Shared goals: NASA is “undertaking some really important work as the nation's civil space agency engaged in peaceful exploration of space,” explained Col. Pamela Melroy, deputy administrator for NASA, during the SciTech Forum Q&A session. “We're always seeking opportunities to buy down risk and yet also advance the cutting edge of technology. So together NASA and DARPA have worked on multiple projects to support our respective missions that neither one of us could do alone.

“DRACO will be a critical part of evaluating the technologies that will take us deeper into the solar system,” Melroy added, asserting that “there's no might’—we're going to Mars.”

Tompkins noted that NASA and DARPA were both created in the same year—1958—and for the same reason: “very much in response to the launch of the Sputnik satellite, which presented a pretty amazing technical achievement, but also a great surprise to the United States. . . . DARPA has held steady to the mission that started way back at the beginning, which was to both prevent that type of technological surprise and to create it ourselves.”

Since the 1950s, Tompkins said, “DARPA and NASA have a long history of fruitful collaboration in advancing technologies for our respective goals, from the Saturn V rocket that took humans to the moon for the first time to robotic servicing and refueling of satellites.”

Why nuclear now?
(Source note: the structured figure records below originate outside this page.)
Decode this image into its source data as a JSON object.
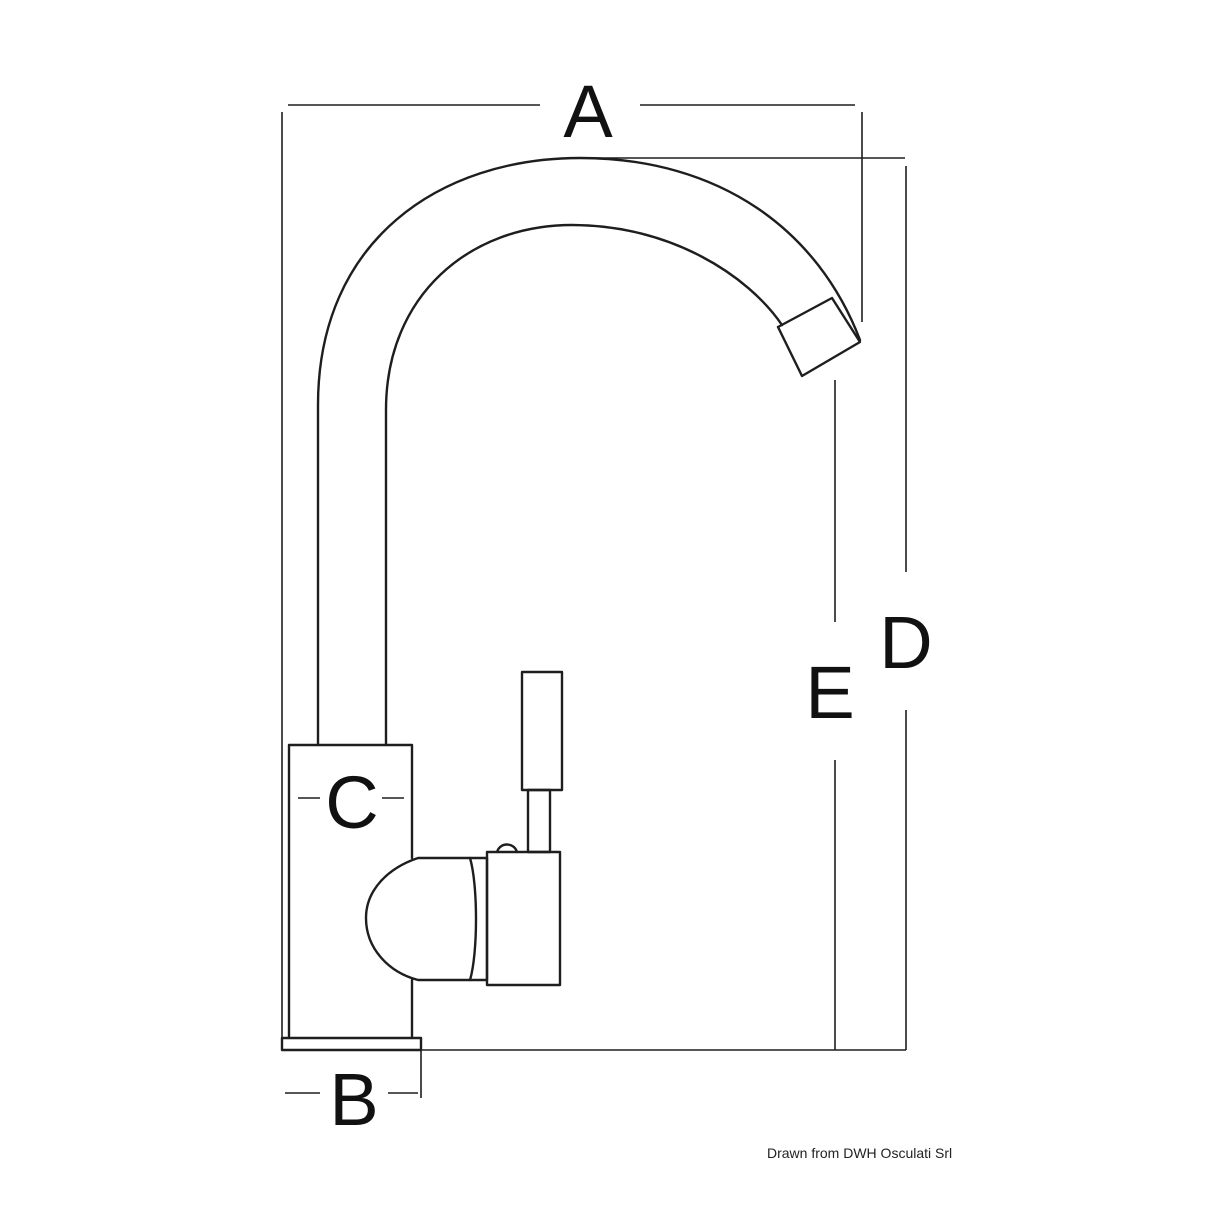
{
  "diagram": {
    "dimension_labels": {
      "a": "A",
      "b": "B",
      "c": "C",
      "d": "D",
      "e": "E"
    },
    "credit": "Drawn from DWH Osculati Srl"
  }
}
Melroy explained that several factors have led to the nation’s new investment in NTP, including Space Policy Directive-6, released in December 2020 by the Trump administration, and the shift to using HALEU fuel. She also remarked that nuclear technology has overcome a “cultural barrier.”
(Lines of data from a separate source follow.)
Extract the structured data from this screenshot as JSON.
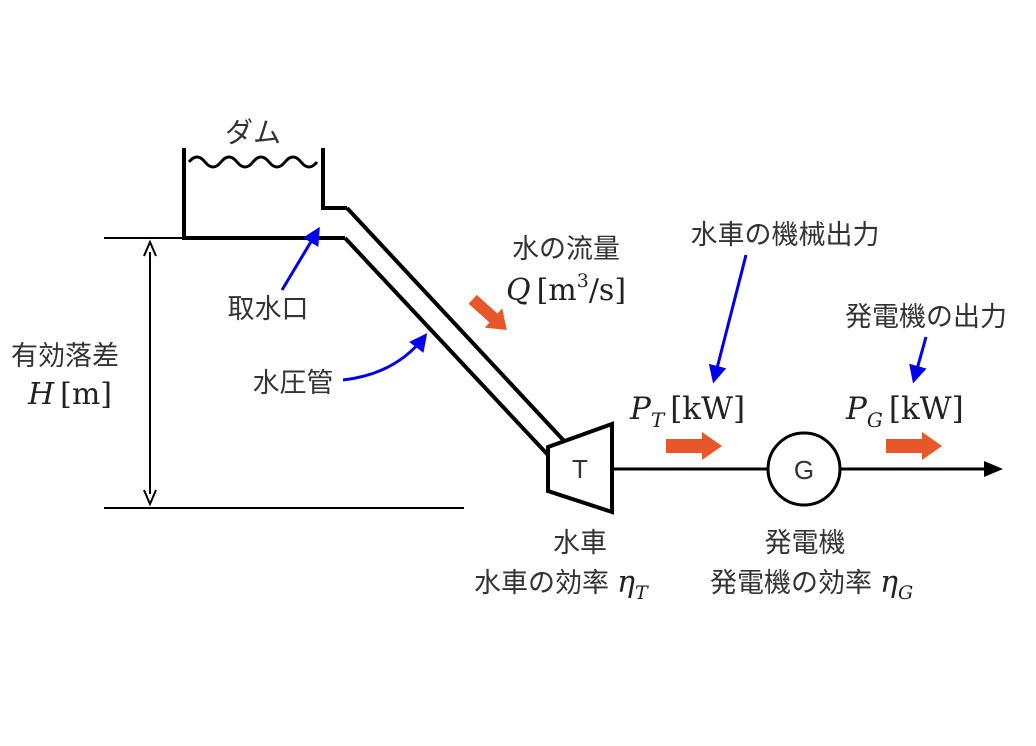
{
  "colors": {
    "stroke": "#000000",
    "blue_arrow": "#0000ee",
    "orange_arrow": "#e8572a",
    "text": "#333333"
  },
  "labels": {
    "dam": "ダム",
    "intake": "取水口",
    "penstock": "水圧管",
    "head": "有効落差",
    "head_symbol": "H",
    "head_unit": "[m]",
    "flow": "水の流量",
    "flow_symbol": "Q",
    "flow_unit_open": "[m",
    "flow_unit_exp": "3",
    "flow_unit_close": "/s]",
    "turbine_mark": "T",
    "generator_mark": "G",
    "turbine_output": "水車の機械出力",
    "generator_output": "発電機の出力",
    "pt_symbol": "P",
    "pt_sub": "T",
    "pt_unit": "[kW]",
    "pg_symbol": "P",
    "pg_sub": "G",
    "pg_unit": "[kW]",
    "turbine": "水車",
    "turbine_eff": "水車の効率",
    "turbine_eff_symbol": "η",
    "turbine_eff_sub": "T",
    "generator": "発電機",
    "generator_eff": "発電機の効率",
    "generator_eff_symbol": "η",
    "generator_eff_sub": "G"
  }
}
“As you look at the clean energy transition, people are more sophisticated and understand that nuclear power is one tool in the toolkit for us to be considering, and so I think there's . . . broader acceptance that nuclear power has a place here on Earth as a part of our energy portfolio. And that's actually important to perceptions.”
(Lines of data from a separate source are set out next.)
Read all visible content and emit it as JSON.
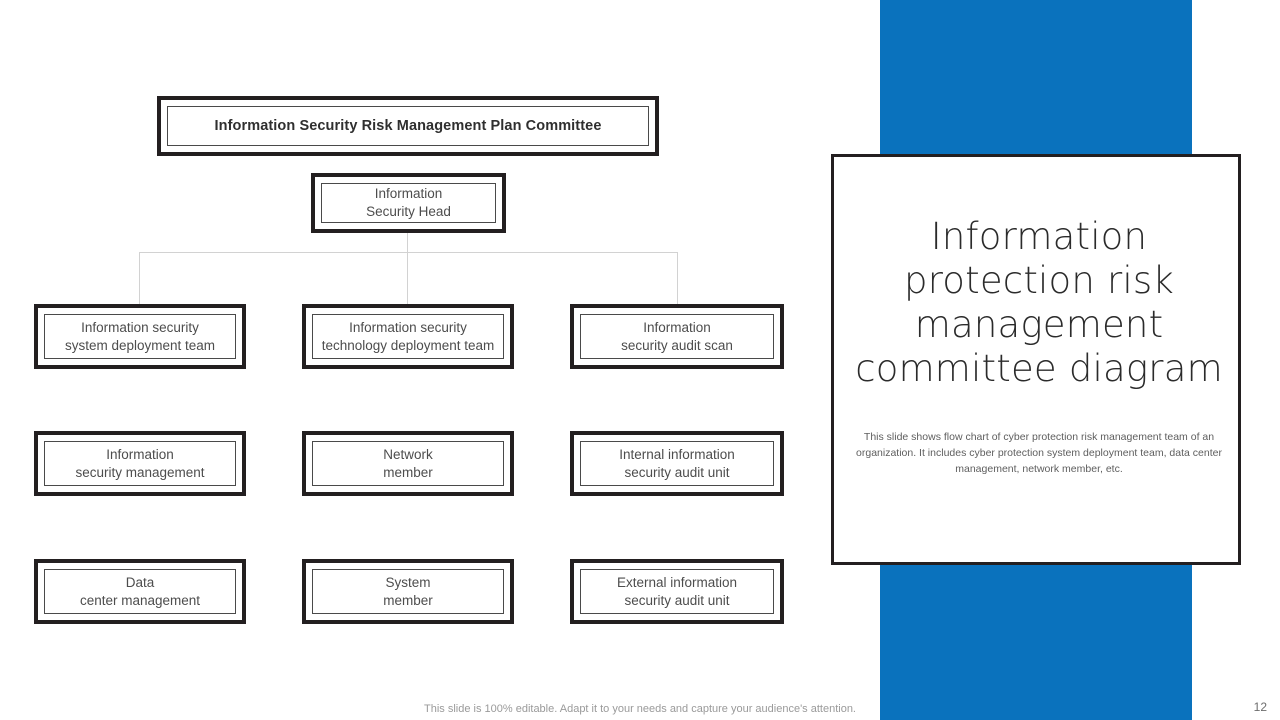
{
  "theme": {
    "accent_blue": "#0a72bd",
    "border_dark": "#231f20",
    "node_text": "#4d4d4d",
    "connector_gray": "#d2d2d2"
  },
  "chart_data": {
    "type": "diagram",
    "title": "Information Security Risk Management Plan Committee",
    "root": {
      "label": "Information Security Risk Management Plan Committee"
    },
    "head": {
      "label": "Information\nSecurity Head"
    },
    "columns": [
      {
        "nodes": [
          "Information security\nsystem deployment team",
          "Information\nsecurity management",
          "Data\ncenter management"
        ]
      },
      {
        "nodes": [
          "Information security\ntechnology deployment team",
          "Network\nmember",
          "System\nmember"
        ]
      },
      {
        "nodes": [
          "Information\nsecurity audit scan",
          "Internal information\nsecurity audit unit",
          "External information\nsecurity audit unit"
        ]
      }
    ]
  },
  "org_chart": {
    "committee": "Information Security Risk Management Plan Committee",
    "head": "Information\nSecurity Head",
    "row1": [
      "Information security\nsystem deployment team",
      "Information security\ntechnology deployment team",
      "Information\nsecurity audit scan"
    ],
    "row2": [
      "Information\nsecurity management",
      "Network\nmember",
      "Internal information\nsecurity audit unit"
    ],
    "row3": [
      "Data\ncenter management",
      "System\nmember",
      "External information\nsecurity audit unit"
    ]
  },
  "info_card": {
    "title": "Information protection risk management committee diagram",
    "description": "This slide shows flow chart of cyber protection risk management team of an organization. It includes cyber protection system deployment team, data center management, network member, etc."
  },
  "footer": {
    "note": "This slide is 100% editable. Adapt it to your needs and capture your audience's attention.",
    "page_number": "12"
  }
}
What DRACO is not: DRACO is one critical component at the forefront of a broader resurgence of interest in nuclear thermal propulsion and nuclear power applications in space.

Separately, NASA, the Department of Energy, and industry are working on other initiatives to enable space exploration. Through NASA’s Fission Surface Power project, the DOE awarded three commercial design efforts to develop nuclear power plant concepts that could be used on the surface of the moon and, later, on Mars. NASA and the DOE are also collaborating on an effort to advance higher-temperature fission fuels and reactor designs as part of a nuclear thermal propulsion engine. According to the January 24 announcement from NASA and DARPA, “These design efforts are still under development to support a longer-range goal for increased engine performance and will not be used for the DRACO engine.”